Entscheidungsstichwort (Thema)
Betriebsübergang. Pächterwechsel einer Betriebskantine ohne Übernahme des Personals. Abgrenzung zum Catering-Vertrag
Leitsatz (amtlich)
Kündigt ein Unternehmer den Pachtvertrag über eine Betriebskantine und schließt einen Pachtvertrag mit einem neuen Kantinenbetreiber, der die Betriebskantine auf eigene Rechnung ohne Unterbrechung in den von dem Unternehmen zur Verfügung gestellten selben Räumen mit den ebenfalls von dem Unternehmen zur Verfügung gestellten selben Geräten weiterbetreibt, so liegt auch dann ein Betriebsübergang im Sinne des § 613 a Abs. 1 S. 1 BGB vor, wenn das Personal des Vorpächters nicht übernommen wird, der Kantinenbetrieb für Außenstehende nicht zugänglich ist und Preise für einigen Speisen und Getränke (ein Tellergericht, ein Menü und Kaffee und Tee) durch Vereinbarung mit der Verpächterin festgelegt werden.
Normenkette
BGB § 613a
Verfahrensgang
ArbG Hamburg (Urteil vom 27.05.1998; Aktenzeichen 9 Ca 48/98) |
Tenor
Die Berufung der Beklagten gegen das Urteil des Arbeitsgerichts Hamburg vom 27. Mai 1998 – 9 Ca 48/98 – wird zurückgewiesen.

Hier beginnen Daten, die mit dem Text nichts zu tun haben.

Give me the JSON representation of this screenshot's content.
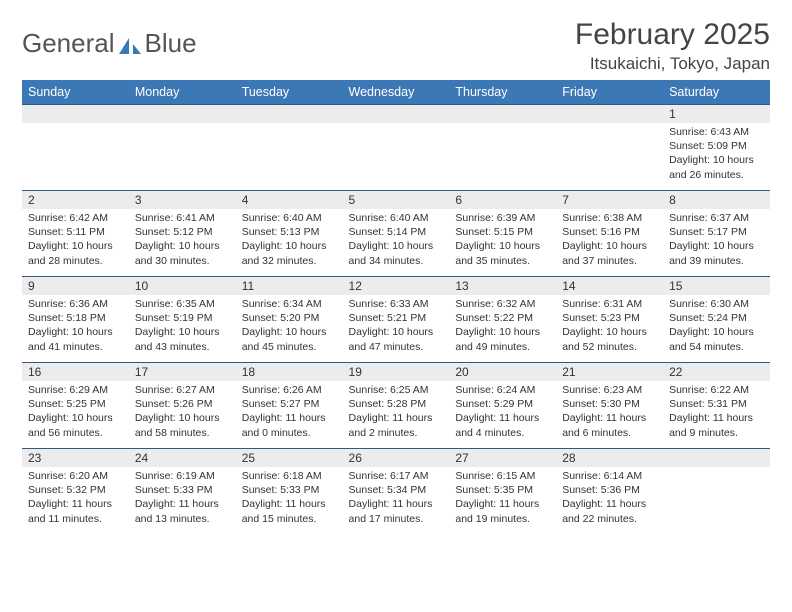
{
  "logo": {
    "word1": "General",
    "word2": "Blue"
  },
  "title": "February 2025",
  "location": "Itsukaichi, Tokyo, Japan",
  "colors": {
    "header_bg": "#3b78b5",
    "header_text": "#ffffff",
    "daynum_bg": "#ececec",
    "rule": "#2f5a85",
    "text": "#333333",
    "background": "#ffffff"
  },
  "dayNames": [
    "Sunday",
    "Monday",
    "Tuesday",
    "Wednesday",
    "Thursday",
    "Friday",
    "Saturday"
  ],
  "weeks": [
    [
      {
        "n": "",
        "sr": "",
        "ss": "",
        "dl": ""
      },
      {
        "n": "",
        "sr": "",
        "ss": "",
        "dl": ""
      },
      {
        "n": "",
        "sr": "",
        "ss": "",
        "dl": ""
      },
      {
        "n": "",
        "sr": "",
        "ss": "",
        "dl": ""
      },
      {
        "n": "",
        "sr": "",
        "ss": "",
        "dl": ""
      },
      {
        "n": "",
        "sr": "",
        "ss": "",
        "dl": ""
      },
      {
        "n": "1",
        "sr": "Sunrise: 6:43 AM",
        "ss": "Sunset: 5:09 PM",
        "dl": "Daylight: 10 hours and 26 minutes."
      }
    ],
    [
      {
        "n": "2",
        "sr": "Sunrise: 6:42 AM",
        "ss": "Sunset: 5:11 PM",
        "dl": "Daylight: 10 hours and 28 minutes."
      },
      {
        "n": "3",
        "sr": "Sunrise: 6:41 AM",
        "ss": "Sunset: 5:12 PM",
        "dl": "Daylight: 10 hours and 30 minutes."
      },
      {
        "n": "4",
        "sr": "Sunrise: 6:40 AM",
        "ss": "Sunset: 5:13 PM",
        "dl": "Daylight: 10 hours and 32 minutes."
      },
      {
        "n": "5",
        "sr": "Sunrise: 6:40 AM",
        "ss": "Sunset: 5:14 PM",
        "dl": "Daylight: 10 hours and 34 minutes."
      },
      {
        "n": "6",
        "sr": "Sunrise: 6:39 AM",
        "ss": "Sunset: 5:15 PM",
        "dl": "Daylight: 10 hours and 35 minutes."
      },
      {
        "n": "7",
        "sr": "Sunrise: 6:38 AM",
        "ss": "Sunset: 5:16 PM",
        "dl": "Daylight: 10 hours and 37 minutes."
      },
      {
        "n": "8",
        "sr": "Sunrise: 6:37 AM",
        "ss": "Sunset: 5:17 PM",
        "dl": "Daylight: 10 hours and 39 minutes."
      }
    ],
    [
      {
        "n": "9",
        "sr": "Sunrise: 6:36 AM",
        "ss": "Sunset: 5:18 PM",
        "dl": "Daylight: 10 hours and 41 minutes."
      },
      {
        "n": "10",
        "sr": "Sunrise: 6:35 AM",
        "ss": "Sunset: 5:19 PM",
        "dl": "Daylight: 10 hours and 43 minutes."
      },
      {
        "n": "11",
        "sr": "Sunrise: 6:34 AM",
        "ss": "Sunset: 5:20 PM",
        "dl": "Daylight: 10 hours and 45 minutes."
      },
      {
        "n": "12",
        "sr": "Sunrise: 6:33 AM",
        "ss": "Sunset: 5:21 PM",
        "dl": "Daylight: 10 hours and 47 minutes."
      },
      {
        "n": "13",
        "sr": "Sunrise: 6:32 AM",
        "ss": "Sunset: 5:22 PM",
        "dl": "Daylight: 10 hours and 49 minutes."
      },
      {
        "n": "14",
        "sr": "Sunrise: 6:31 AM",
        "ss": "Sunset: 5:23 PM",
        "dl": "Daylight: 10 hours and 52 minutes."
      },
      {
        "n": "15",
        "sr": "Sunrise: 6:30 AM",
        "ss": "Sunset: 5:24 PM",
        "dl": "Daylight: 10 hours and 54 minutes."
      }
    ],
    [
      {
        "n": "16",
        "sr": "Sunrise: 6:29 AM",
        "ss": "Sunset: 5:25 PM",
        "dl": "Daylight: 10 hours and 56 minutes."
      },
      {
        "n": "17",
        "sr": "Sunrise: 6:27 AM",
        "ss": "Sunset: 5:26 PM",
        "dl": "Daylight: 10 hours and 58 minutes."
      },
      {
        "n": "18",
        "sr": "Sunrise: 6:26 AM",
        "ss": "Sunset: 5:27 PM",
        "dl": "Daylight: 11 hours and 0 minutes."
      },
      {
        "n": "19",
        "sr": "Sunrise: 6:25 AM",
        "ss": "Sunset: 5:28 PM",
        "dl": "Daylight: 11 hours and 2 minutes."
      },
      {
        "n": "20",
        "sr": "Sunrise: 6:24 AM",
        "ss": "Sunset: 5:29 PM",
        "dl": "Daylight: 11 hours and 4 minutes."
      },
      {
        "n": "21",
        "sr": "Sunrise: 6:23 AM",
        "ss": "Sunset: 5:30 PM",
        "dl": "Daylight: 11 hours and 6 minutes."
      },
      {
        "n": "22",
        "sr": "Sunrise: 6:22 AM",
        "ss": "Sunset: 5:31 PM",
        "dl": "Daylight: 11 hours and 9 minutes."
      }
    ],
    [
      {
        "n": "23",
        "sr": "Sunrise: 6:20 AM",
        "ss": "Sunset: 5:32 PM",
        "dl": "Daylight: 11 hours and 11 minutes."
      },
      {
        "n": "24",
        "sr": "Sunrise: 6:19 AM",
        "ss": "Sunset: 5:33 PM",
        "dl": "Daylight: 11 hours and 13 minutes."
      },
      {
        "n": "25",
        "sr": "Sunrise: 6:18 AM",
        "ss": "Sunset: 5:33 PM",
        "dl": "Daylight: 11 hours and 15 minutes."
      },
      {
        "n": "26",
        "sr": "Sunrise: 6:17 AM",
        "ss": "Sunset: 5:34 PM",
        "dl": "Daylight: 11 hours and 17 minutes."
      },
      {
        "n": "27",
        "sr": "Sunrise: 6:15 AM",
        "ss": "Sunset: 5:35 PM",
        "dl": "Daylight: 11 hours and 19 minutes."
      },
      {
        "n": "28",
        "sr": "Sunrise: 6:14 AM",
        "ss": "Sunset: 5:36 PM",
        "dl": "Daylight: 11 hours and 22 minutes."
      },
      {
        "n": "",
        "sr": "",
        "ss": "",
        "dl": ""
      }
    ]
  ]
}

Die Beklagte trägt die Kosten der Berufung.
Die Revision gegen dieses Urteil wird zugelassen.
Tatbestand
Die Parteien streiten über die Frage, ob zwischen ihnen infolge eines Betriebsübergangs (§ 613 a BGB) ein Arbeitsverhältnis besteht, und hieraus Lohnansprüche aus dem Gesichtspunkt des Annahmeverzuges (§ 615 BGB) herzuleiten sind.
Die Klägerinnen waren bis zum 31. Dezember 1997 bei … beschäftigt. Herr … war Pächter der Kantine der Niederlassung 4 der …. Die Klägerinnen waren für den Betrieb dieser Kantine tätig.
Die … kündigte … das Pachtverhältnis fristgerecht zum 31. Dezember 1997. Sie schloß mit der Beklagten im Sommer 1997 einen Pachtvertrag mit Wirkung vom 01. Januar 1998, der nach der Behauptung der Beklagten identisch ist mit dem Pachtvertrag für die Kantine der Niederlassung 2 der … vom 25. Oktober 1996 (Anlage B 4 zum Schriftsatz der Beklagten vom 26.11.1998, Bl. 205 ff d.A.). Nach diesem Pachtvertrag führt das Betriebsrestaurant die Firmenzeichnung der Beklagten mit dem Zusatz „Pächter des Betriebsrestaurants der … Niederlassung 2 Hamburg”. Das Betriebsrestaurant ist vom Pächter auf eigene Gefahr zu führen. Alle Räume des Betriebsrestaurants dürfen nur vertragsgemäß genutzt werden. Der Beklagten werden die für den Betrieb des Betriebsrestaurants erforderlichen Räume mietfrei überlassen. Die erforderlichen Parkplätze werden mietfrei zur Verfügung gestellt. Über die Speiseräume kann die Beklagte außerhalb der gemeinsam mit der … festgelegten Öffnungszeiten nur mit deren Zustimmung verfügen. Die … hat die Beklagte über die Planung von Neu-, Um- und Erweiterungsbauten der Betriebsräume sowie deren Neuausstattung und Änderung der Ausstattung rechtzeitig zu unterrichten und die vorgesehene Maßnahme mit ihr zu besprechen. Die Kosten für bauliche Veränderungen der Räume sowie deren Instandsetzung und Unterhaltung werden von der … getragen. Die Ausstattung des Betriebsrestaurants wurde der Beklagten zum Gebrauch überlassen. Die Kosten der Unterhaltung und des Ersatzes der Einrichtungsgegenstände obliegt der Beklagten. Sie hat auch entsprechenden Ersatz zu beschaffen. Die Energiekosten trägt die …. Der Beklagten obliegt die Reinigung der Betriebsräume. Dabei hat sie Gesundheits- und Hygienevorschriften zu beachten. Sie hat die Personalkosten des Küchen- und Verkaufspersonals zu tragen. Die Öffnungszeiten sind vorgegeben, und zwar montags bis donnerstags 07.30 – 15.00 Uhr und freitags 07.30 – 14.00 Uhr. Die Abgabepreise für die Stammessen I und II sowie für Tee und Kaffee werden auf Antrag der Beklagten von der Deutschen Telekom festgesetzt. Als Besucher des Betriebsrestaurants sind grundsätzlich nur Angehörige der … zugelassen. Andere Personen dürfen das Betriebsrestaurant nur nach vorheriger schriftlicher Genehmigung der … aufsuchen. Für die Einzelheiten der vertraglichen Vereinbarungen wird auf die vorgenannte Anlage (Bl. 205 ff d.A.) verwiesen.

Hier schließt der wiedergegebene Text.